Reflection — the model is smart; what’s missing is context management
The thing this drove home hardest is the obvious fact that recent ChatGPT / Claude / Gemini are incredibly smart on their own, yet turn incredibly dumb the moment you don’t manage their context properly.
Most of what “didn’t work” in this experiment isn’t a problem of the model’s intelligence. No conversation history, can’t chain tools, can’t pass arguments to a script — all of these are context-management failures: the integration side isn’t correctly handing the model the context and tools it needs. The same Gemini behaves smartly if you actually feed it the history and the functions. The HA built-in Agent sets that table thinly, so a smart model gives the curt “I don’t have that capability.”
I learned, hands-on with a home voice assistant, that the essence of embedding an LLM in a product is less about model choice and more about designing the supply of context.
Ideas for improvement
- Home Mind — a Conversation Agent with persistent semantic memory (HACS).
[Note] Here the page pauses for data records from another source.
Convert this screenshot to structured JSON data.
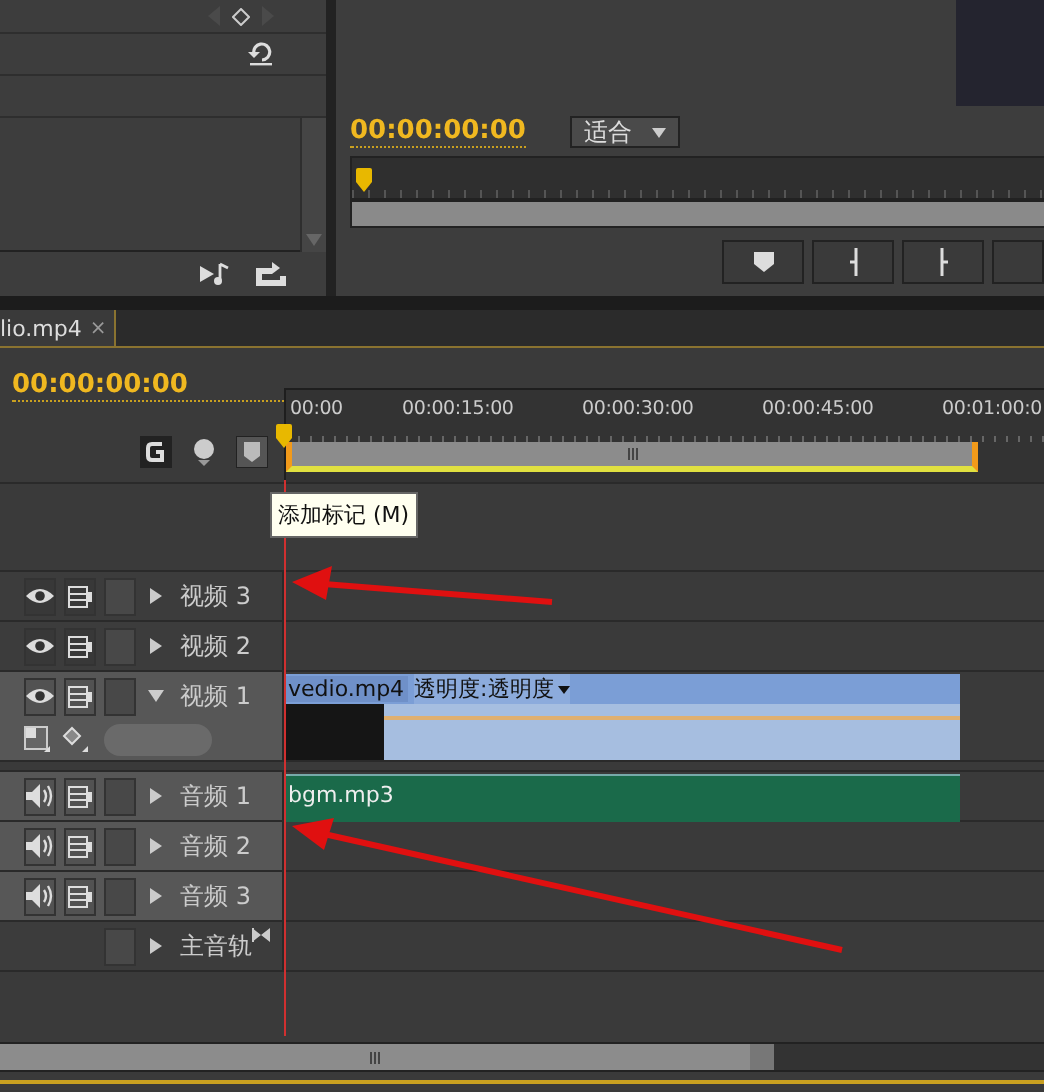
{
  "program_monitor": {
    "timecode": "00:00:00:00",
    "zoom_menu": "适合"
  },
  "timeline": {
    "tab": {
      "label": "lio.mp4",
      "close": "×",
      "selected": true
    },
    "timecode": "00:00:00:00",
    "ruler_labels": [
      "00:00",
      "00:00:15:00",
      "00:00:30:00",
      "00:00:45:00",
      "00:01:00:0"
    ],
    "tooltip": "添加标记 (M)",
    "tracks": [
      {
        "kind": "video",
        "name": "视频 3",
        "expanded": false,
        "targeted": false
      },
      {
        "kind": "video",
        "name": "视频 2",
        "expanded": false,
        "targeted": false
      },
      {
        "kind": "video",
        "name": "视频 1",
        "expanded": true,
        "targeted": true,
        "clips": [
          {
            "name": "vedio.mp4",
            "effect": "透明度:透明度"
          }
        ]
      },
      {
        "kind": "audio",
        "name": "音频 1",
        "expanded": false,
        "targeted": true,
        "clips": [
          {
            "name": "bgm.mp3"
          }
        ]
      },
      {
        "kind": "audio",
        "name": "音频 2",
        "expanded": false,
        "targeted": true
      },
      {
        "kind": "audio",
        "name": "音频 3",
        "expanded": false,
        "targeted": true
      },
      {
        "kind": "master",
        "name": "主音轨",
        "expanded": false,
        "targeted": false
      }
    ]
  }
}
But shodh-memory is x86-only, not RPi-compatible.
- Extended OpenAI Conversation v2 — an improved multi-turn version. Via the OpenAI-compatible API, it may be able to use Gemini too.
- Embed fixed info in the prompt — write family info etc. into the prompt. Simple, but it can only ever reference the same fixed info.
Wrap-up
- “Simple questions” and “simple operations” work with Gemini + HA Assist.
- Conversation history / tool chaining / scripts-with-arguments don’t work right now.
- The real nature of “doesn’t work” isn’t the model’s intelligence but a thin supply of context. That’s the crux of embedding an LLM.
- For serious use as a smart assistant, you need an alternative like Extended OpenAI Conversation v2 rather than the HA built-in Agent.